Nadat ik dit verhaal had gelezen voelde ik me eerlijk gezegd schuldig toen ik later die middag bij de kassa in de supermarkt stond en meer dan 100 euro moest betalen voor de boodschappen. ,,Even pinnen?” Zei de mevrouw van de kassa. ,,Even pinnen”, zei ik met een knoop in mijn maag. Zo gemakkelijk ging dat vroeger niet. Ik dacht aan mijn familie en de zware tijd die ze hadden gehad doordat hun vader ziek werd. Hij kon niet meer werken en het gezin met (toen) zes kinderen moest de hand ophouden bij de gemeente en de kerk, om geen honger te hoeven lijden.

Toen ik thuis alle boodschappen samen met mijn dochter van 3 jaar opruimde, dacht ik ook aan Abraham van der Werf, de oom van mijn vader. Hij schreef een prachtig verhaal: Aventoer op de Burgumer Mar, hoofdstuk 5 in het boek. Wat ik misschien nog wel het mooiste stukje vond, is het volgende:

,,Ferskate bekenden stiene op ús te wachtsjen.

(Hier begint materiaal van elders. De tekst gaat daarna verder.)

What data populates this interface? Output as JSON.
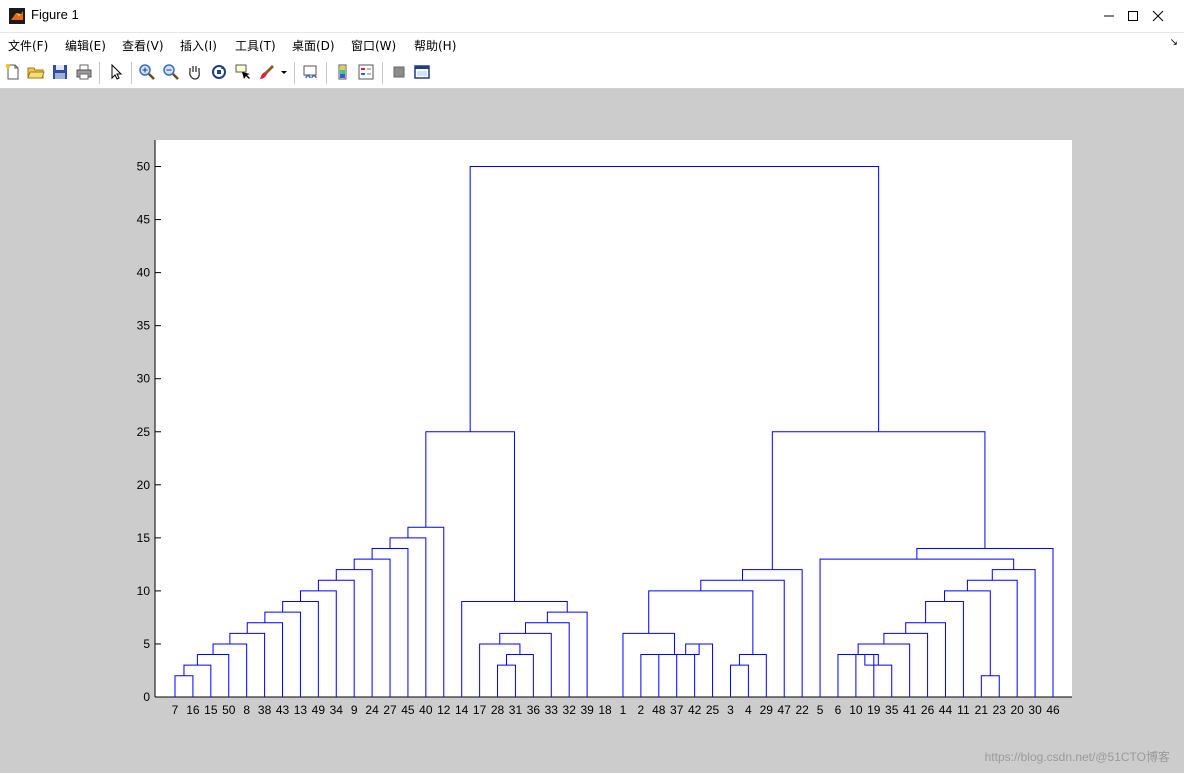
{
  "window": {
    "title": "Figure 1",
    "controls": {
      "minimize": "minimize-icon",
      "maximize": "maximize-icon",
      "close": "close-icon"
    }
  },
  "menu": {
    "items": [
      {
        "label": "文件(F)"
      },
      {
        "label": "编辑(E)"
      },
      {
        "label": "查看(V)"
      },
      {
        "label": "插入(I)"
      },
      {
        "label": "工具(T)"
      },
      {
        "label": "桌面(D)"
      },
      {
        "label": "窗口(W)"
      },
      {
        "label": "帮助(H)"
      }
    ],
    "corner": "↘"
  },
  "toolbar": {
    "buttons": [
      {
        "icon": "new-figure-icon"
      },
      {
        "icon": "open-file-icon"
      },
      {
        "icon": "save-icon"
      },
      {
        "icon": "print-icon"
      },
      {
        "icon": "select-arrow-icon"
      },
      {
        "icon": "zoom-in-icon"
      },
      {
        "icon": "zoom-out-icon"
      },
      {
        "icon": "pan-hand-icon"
      },
      {
        "icon": "rotate-3d-icon"
      },
      {
        "icon": "data-cursor-icon"
      },
      {
        "icon": "brush-icon"
      },
      {
        "icon": "link-plot-icon"
      },
      {
        "icon": "colorbar-icon"
      },
      {
        "icon": "legend-icon"
      },
      {
        "icon": "hide-plot-tools-icon"
      },
      {
        "icon": "show-plot-tools-icon"
      }
    ]
  },
  "colors": {
    "line": "#0000ff",
    "background": "#cccccc",
    "axes": "#ffffff"
  },
  "watermark": "https://blog.csdn.net/@51CTO博客",
  "chart_data": {
    "type": "dendrogram",
    "ylim": [
      0,
      52.5
    ],
    "yticks": [
      0,
      5,
      10,
      15,
      20,
      25,
      30,
      35,
      40,
      45,
      50
    ],
    "leaf_order": [
      "7",
      "16",
      "15",
      "50",
      "8",
      "38",
      "43",
      "13",
      "49",
      "34",
      "9",
      "24",
      "27",
      "45",
      "40",
      "12",
      "14",
      "17",
      "28",
      "31",
      "36",
      "33",
      "32",
      "39",
      "18",
      "1",
      "2",
      "48",
      "37",
      "42",
      "25",
      "3",
      "4",
      "29",
      "47",
      "22",
      "5",
      "6",
      "10",
      "19",
      "35",
      "41",
      "26",
      "44",
      "11",
      "21",
      "23",
      "20",
      "30",
      "46"
    ],
    "merges": [
      {
        "a": "L0",
        "b": "L1",
        "h": 2
      },
      {
        "a": "M0",
        "b": "L2",
        "h": 3
      },
      {
        "a": "M1",
        "b": "L3",
        "h": 4
      },
      {
        "a": "M2",
        "b": "L4",
        "h": 5
      },
      {
        "a": "M3",
        "b": "L5",
        "h": 6
      },
      {
        "a": "M4",
        "b": "L6",
        "h": 7
      },
      {
        "a": "M5",
        "b": "L7",
        "h": 8
      },
      {
        "a": "M6",
        "b": "L8",
        "h": 9
      },
      {
        "a": "M7",
        "b": "L9",
        "h": 10
      },
      {
        "a": "M8",
        "b": "L10",
        "h": 11
      },
      {
        "a": "M9",
        "b": "L11",
        "h": 12
      },
      {
        "a": "M10",
        "b": "L12",
        "h": 13
      },
      {
        "a": "M11",
        "b": "L13",
        "h": 14
      },
      {
        "a": "M12",
        "b": "L14",
        "h": 15
      },
      {
        "a": "M13",
        "b": "L15",
        "h": 16
      },
      {
        "a": "L18",
        "b": "L19",
        "h": 3
      },
      {
        "a": "M15",
        "b": "L20",
        "h": 4
      },
      {
        "a": "L17",
        "b": "M16",
        "h": 5
      },
      {
        "a": "M17",
        "b": "L21",
        "h": 6
      },
      {
        "a": "M18",
        "b": "L22",
        "h": 7
      },
      {
        "a": "M19",
        "b": "L23",
        "h": 8
      },
      {
        "a": "L16",
        "b": "M20",
        "h": 9
      },
      {
        "a": "M14",
        "b": "M21",
        "h": 25
      },
      {
        "a": "L26",
        "b": "L27",
        "h": 4
      },
      {
        "a": "L28",
        "b": "L29",
        "h": 4
      },
      {
        "a": "M24",
        "b": "L30",
        "h": 5
      },
      {
        "a": "M23",
        "b": "M25",
        "h": 4
      },
      {
        "a": "L25",
        "b": "M26",
        "h": 6
      },
      {
        "a": "L31",
        "b": "L32",
        "h": 3
      },
      {
        "a": "M28",
        "b": "L33",
        "h": 4
      },
      {
        "a": "M27",
        "b": "M29",
        "h": 10
      },
      {
        "a": "M30",
        "b": "L34",
        "h": 11
      },
      {
        "a": "M31",
        "b": "L35",
        "h": 12
      },
      {
        "a": "L38",
        "b": "L39",
        "h": 4
      },
      {
        "a": "M33",
        "b": "L40",
        "h": 3
      },
      {
        "a": "L37",
        "b": "M34",
        "h": 4
      },
      {
        "a": "M35",
        "b": "L41",
        "h": 5
      },
      {
        "a": "M36",
        "b": "L42",
        "h": 6
      },
      {
        "a": "M37",
        "b": "L43",
        "h": 7
      },
      {
        "a": "M38",
        "b": "L44",
        "h": 9
      },
      {
        "a": "L45",
        "b": "L46",
        "h": 2
      },
      {
        "a": "M39",
        "b": "M40",
        "h": 10
      },
      {
        "a": "M41",
        "b": "L47",
        "h": 11
      },
      {
        "a": "M42",
        "b": "L48",
        "h": 12
      },
      {
        "a": "L36",
        "b": "M43",
        "h": 13
      },
      {
        "a": "M44",
        "b": "L49",
        "h": 14
      },
      {
        "a": "M32",
        "b": "M45",
        "h": 25
      },
      {
        "a": "M22",
        "b": "M46",
        "h": 50
      }
    ]
  }
}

Hja hiene heard fan ús aventoer op de mar en woene graach witte hoe’t dat ferrûn wie. It wie in feestlike thúskomst en in feest waarden ek de Krystdagen. Foar it earst sûnt moannen wiene wy as húshâlding wer ris kompleet. Op de twadde Krystdei mochten wy nei de Herfoarme kapel. Prachtich fûn ik dat. In echte Krystbeam wie derby mei glinsterjende bollen en brânende kearsen. Wy waarden traktearre op waarme sûkelade-molke en oan de ein krigen wy in pakje. Dêr siet in sinesapel, in sûkeladereep en in lyts lêsboekje yn. Wy fielden ús de kening te ryk.”

En daarmee slaat hij de spijker op z’n kop. Rijkdom zit ‘em niet in geld of een ‘F’ meer of minder. Rijkdom zit ‘em in kleine dingen: een krystbeam mei gljinsterjende bollen, brânende kearsen en waarme sûkelade-molke.

De bysûndere famyljedei fan de ‘Van der Werf-en’, de wille dy’t wy as reüniekommisje hân ha én dit prachtige boek… Dát is rykdom!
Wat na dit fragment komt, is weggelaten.